Qu’en rien la gourmandise n’offusque. Un chef d’État débonnaire, sexagénaire, à
l’appétit extraordinaire, considéré par certains comme le souverain du retour
en arrière. Frère d’un roi décapité que le manque d’huîtres rend dépité. Louis
XVIII, né Louis-Stanislas, comte de Provence, exilé outre-Quiévrain, puis roi
de France pour un règne serein, décrit par Victor Hugo dans « Les
Misérables » : « Ce roi impotent avait le goût du grand
galop ». C’est bien au galop qu’en Flandre, pendant les Cent-Jours, ce
roi de France mange des huîtres à gogo. Le savoureux produit de l’ostréiculture
d’Ostende pour atténuer la contrariété de la villégiature flamande. Car,
momentanément chassé en 1815 par
l’Empereur s’échappant de l’Ile d’Elbe, il trouve asile à Gand. Et l’exil lui
va comme un gant, dans cette cité du nord située au confluent de la Lys et de
l’Escaut… tant qu’il y trouve des huîtres !
Louis
s’installe au centre de Gand le 30 mars 1815 à 17 heures chez le comte
Jean-Baptiste d’Hane de Steenhuyse. Rembruni d’avoir perdu ses pantoufles qui
avaient pris la forme de ses pieds…car elles ont été dérobées pendant le
voyage ! Le comte, chambellan du roi des Pays-Bas, marié à la comtesse
Isabelle Rodriguez d’Evora y Vega, est le gouverneur de la Flandre orientale.
Louis a déjà séjourné dans le passé dans le bel hôtel particulier de son ami
Jean-Baptiste qui offre régulièrement l’hospitalité à des souverains d’Europe.
La demeure (qui se visite toujours) est imposante avec sa splendide façade du
18e, ses boudoirs et cabinets, sa salle de bal, ses somptueux
papiers-peints, ses plaques de cheminée armoriées, ses fresques.

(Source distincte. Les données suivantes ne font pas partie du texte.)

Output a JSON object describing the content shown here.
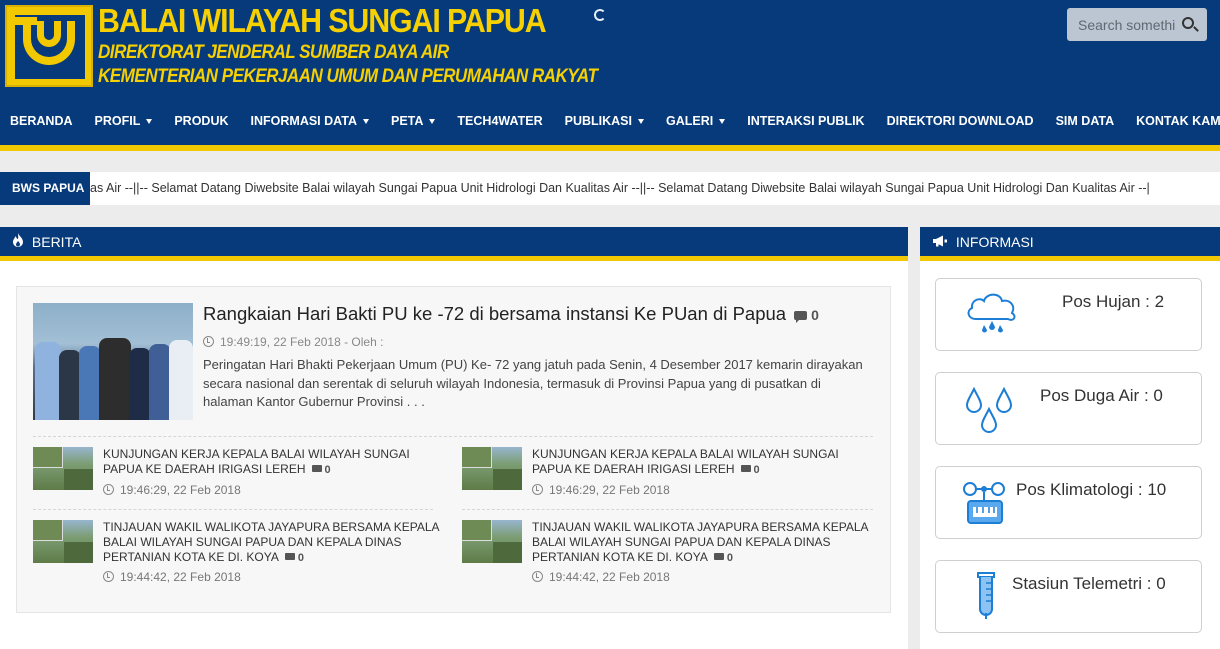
{
  "header": {
    "title": "BALAI WILAYAH SUNGAI PAPUA",
    "subtitle1": "DIREKTORAT JENDERAL SUMBER DAYA AIR",
    "subtitle2": "KEMENTERIAN PEKERJAAN UMUM DAN PERUMAHAN RAKYAT",
    "search_placeholder": "Search something..."
  },
  "nav": {
    "items": [
      {
        "label": "BERANDA",
        "dropdown": false
      },
      {
        "label": "PROFIL",
        "dropdown": true
      },
      {
        "label": "PRODUK",
        "dropdown": false
      },
      {
        "label": "INFORMASI DATA",
        "dropdown": true
      },
      {
        "label": "PETA",
        "dropdown": true
      },
      {
        "label": "TECH4WATER",
        "dropdown": false
      },
      {
        "label": "PUBLIKASI",
        "dropdown": true
      },
      {
        "label": "GALERI",
        "dropdown": true
      },
      {
        "label": "INTERAKSI PUBLIK",
        "dropdown": false
      },
      {
        "label": "DIREKTORI DOWNLOAD",
        "dropdown": false
      },
      {
        "label": "SIM DATA",
        "dropdown": false
      },
      {
        "label": "KONTAK KAMI",
        "dropdown": false
      }
    ]
  },
  "ticker": {
    "label": "BWS PAPUA",
    "message": "as Air --||-- Selamat Datang Diwebsite Balai wilayah Sungai Papua Unit Hidrologi Dan Kualitas Air --||-- Selamat Datang Diwebsite Balai wilayah Sungai Papua Unit Hidrologi Dan Kualitas Air --|"
  },
  "berita": {
    "heading": "BERITA",
    "featured": {
      "title": "Rangkaian Hari Bakti PU ke -72 di bersama instansi Ke PUan di Papua",
      "comments": "0",
      "meta": "19:49:19, 22 Feb 2018 - Oleh :",
      "description": "Peringatan Hari Bhakti Pekerjaan Umum (PU) Ke- 72 yang jatuh pada Senin, 4 Desember 2017 kemarin dirayakan secara nasional dan serentak di seluruh wilayah Indonesia, termasuk di Provinsi Papua yang di pusatkan di halaman Kantor Gubernur Provinsi . . ."
    },
    "items": [
      {
        "title": "KUNJUNGAN KERJA KEPALA BALAI WILAYAH SUNGAI PAPUA KE DAERAH IRIGASI LEREH",
        "comments": "0",
        "time": "19:46:29, 22 Feb 2018"
      },
      {
        "title": "KUNJUNGAN KERJA KEPALA BALAI WILAYAH SUNGAI PAPUA KE DAERAH IRIGASI LEREH",
        "comments": "0",
        "time": "19:46:29, 22 Feb 2018"
      },
      {
        "title": "TINJAUAN WAKIL WALIKOTA JAYAPURA BERSAMA KEPALA BALAI WILAYAH SUNGAI PAPUA DAN KEPALA DINAS PERTANIAN KOTA KE DI. KOYA",
        "comments": "0",
        "time": "19:44:42, 22 Feb 2018"
      },
      {
        "title": "TINJAUAN WAKIL WALIKOTA JAYAPURA BERSAMA KEPALA BALAI WILAYAH SUNGAI PAPUA DAN KEPALA DINAS PERTANIAN KOTA KE DI. KOYA",
        "comments": "0",
        "time": "19:44:42, 22 Feb 2018"
      }
    ]
  },
  "informasi": {
    "heading": "INFORMASI",
    "cards": [
      {
        "label": "Pos Hujan : 2",
        "icon": "rain-cloud-icon"
      },
      {
        "label": "Pos Duga Air : 0",
        "icon": "water-drops-icon"
      },
      {
        "label": "Pos Klimatologi : 10",
        "icon": "climatology-icon"
      },
      {
        "label": "Stasiun Telemetri : 0",
        "icon": "thermometer-icon"
      }
    ]
  },
  "colors": {
    "primary": "#063a7a",
    "accent": "#f2c900",
    "icon_blue": "#1d7ed6"
  }
}
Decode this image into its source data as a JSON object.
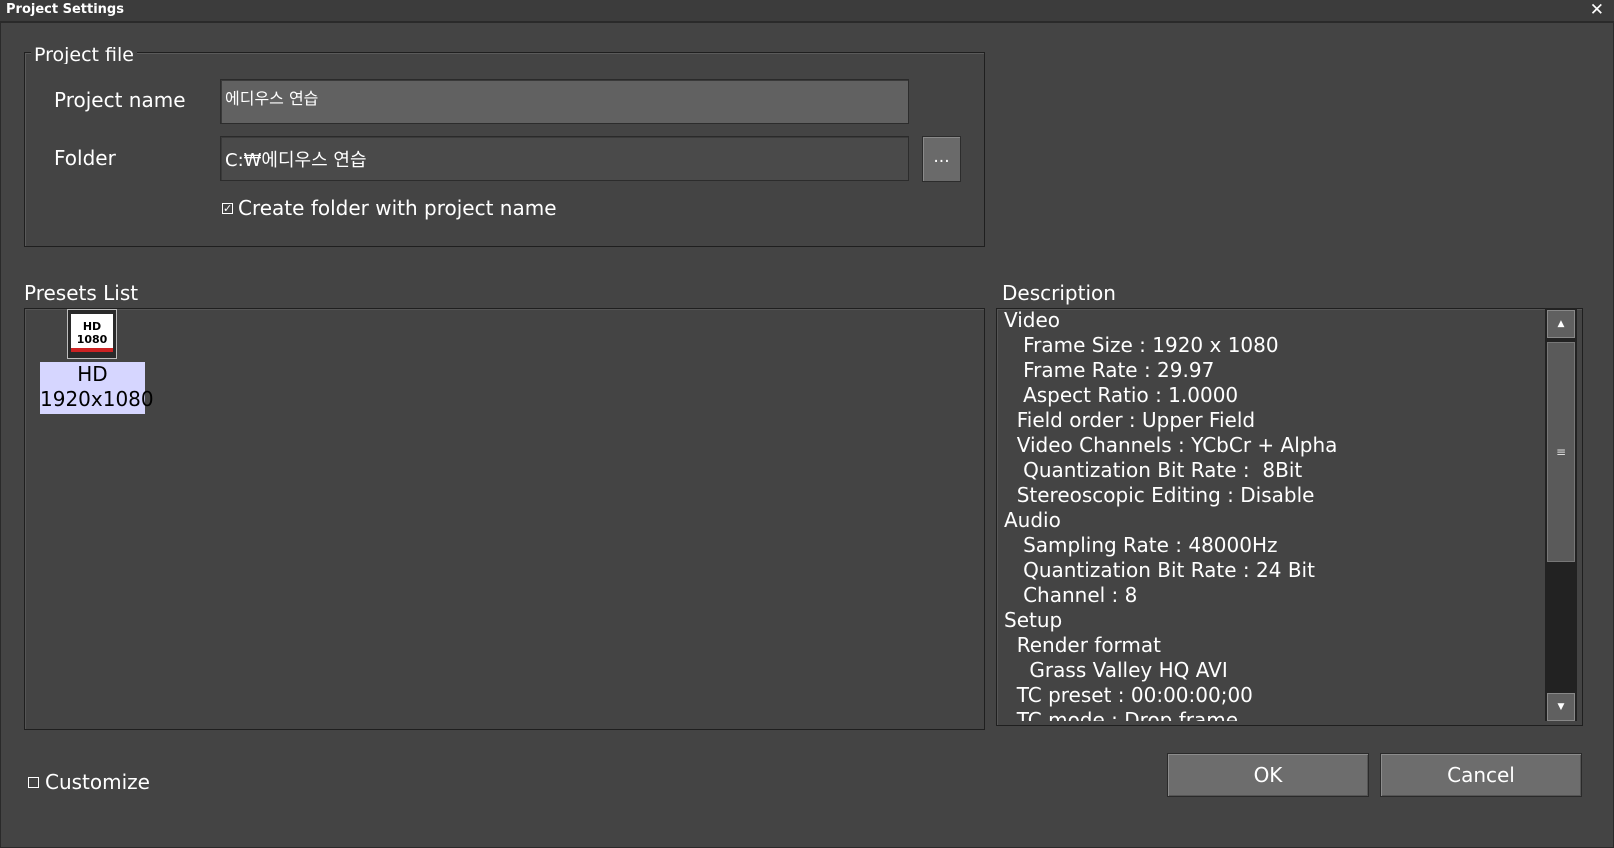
{
  "window": {
    "title": "Project Settings",
    "close_glyph": "✕"
  },
  "project_file": {
    "legend": "Project file",
    "name_label": "Project name",
    "name_value": "에디우스 연습",
    "folder_label": "Folder",
    "folder_value": "C:₩에디우스 연습",
    "browse_label": "...",
    "create_folder_label": "Create folder with project name",
    "create_folder_checked": true
  },
  "presets": {
    "label": "Presets List",
    "items": [
      {
        "icon": "hd-1080-icon",
        "icon_text_top": "HD",
        "icon_text_bottom": "1080",
        "line1": "HD",
        "line2": "1920x1080",
        "selected": true
      }
    ]
  },
  "description": {
    "label": "Description",
    "lines": [
      "Video",
      "   Frame Size : 1920 x 1080",
      "   Frame Rate : 29.97",
      "   Aspect Ratio : 1.0000",
      "  Field order : Upper Field",
      "  Video Channels : YCbCr + Alpha",
      "   Quantization Bit Rate :  8Bit",
      "  Stereoscopic Editing : Disable",
      "Audio",
      "   Sampling Rate : 48000Hz",
      "   Quantization Bit Rate : 24 Bit",
      "   Channel : 8",
      "Setup",
      "  Render format",
      "    Grass Valley HQ AVI",
      "  TC preset : 00:00:00;00",
      "  TC mode : Drop frame"
    ]
  },
  "scrollbar": {
    "up_glyph": "▲",
    "down_glyph": "▼",
    "thumb_glyph": "≡"
  },
  "customize": {
    "label": "Customize",
    "checked": false
  },
  "buttons": {
    "ok": "OK",
    "cancel": "Cancel"
  },
  "colors": {
    "background": "#444444",
    "selection": "#d6d6ff",
    "accent_red": "#cc2222"
  }
}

Louis s’y sent
bien. Il est veuf. Son épouse, Marie-Joséphine de Savoie, fille du roi de
Sardaigne, est décédée en 1810.
Le jour de
son arrivée chez le comte, il dîne à 18 heures et avale un copieux repas. Il se fait ensuite servir « un
cent d’huîtres », provoquant l’admiration des badauds qui
s’agglutinent, car la salle à manger, située au rez-de-chaussée, est visible de
la rue. L’anecdote est relatée dans un document conservé en Belgique. La
bibliothèque universitaire de Gand possède en effet une chronique manuscrite
d’une centaine de pages, publiée en 1831, rédigée en 1815 par un journaliste qui, rendant
compte de la présence de Louis XVIII et de sa cour à Gand, évoque notamment la
gourmandise du monarque. On y trouve, à la date du 30 mars 1815, la phrase « Hij
Z.M. van zeer gœden appetijt, naer andere spijzen geheeten te hebben, slœg hij
nog een honderd hœsters binnen » que l’on peut traduire par « Sa
Majesté avait bon appétit, car après avoir mangé quelques plats, il se tapait
(sic) une centaine d’huîtres ». On voit qu’en néerlandais du 19e
siècle, « huître » s’écrit « Hoester » avec un « h »
alors que l’actuel vocable s’écrit « Oester », proche de
l’anglais « Oyster » et de l’allemand « Auster ».
Rapidement,
les Belges surnomment le souverain français « Louis des huîtres ».
Ce surnom sera parfois déformé en « Louis dix huîtres ». Dans
certains textes anglais, le roi est nommé « Oyster Louis ».
Revenu en France, Louis continue à faire le bonheur et la fortune de la
filière conchylicole et à avaler sans compter les mangeuses de plancton. Il est
vrai qu’après la disparition de la gabelle en 1790, l’ostréiculture s’est
développée en France, certains marais salants étant transformés en claires, ces
bassins de bord de côte séparés par des abotteaux.
Le roi finit podagre et gangréneux, diabétique et handicapé, se
déplaçant en fauteuil roulant ou avec des béquilles, se décomposant
littéralement avant son décès en 1824.
Une partie de la population surnomme alors ce disciple d’Épicure au ventre
rebondi
« Cochon XVIII ». Mais les mareyeurs, qu’ils soient
royalistes, ultras ou modérés, bonapartistes, républicains ou neutres, ne
peuvent que pleurer la disparition de celui qui, pour les producteurs
d’huîtres, était incontestablement une perle.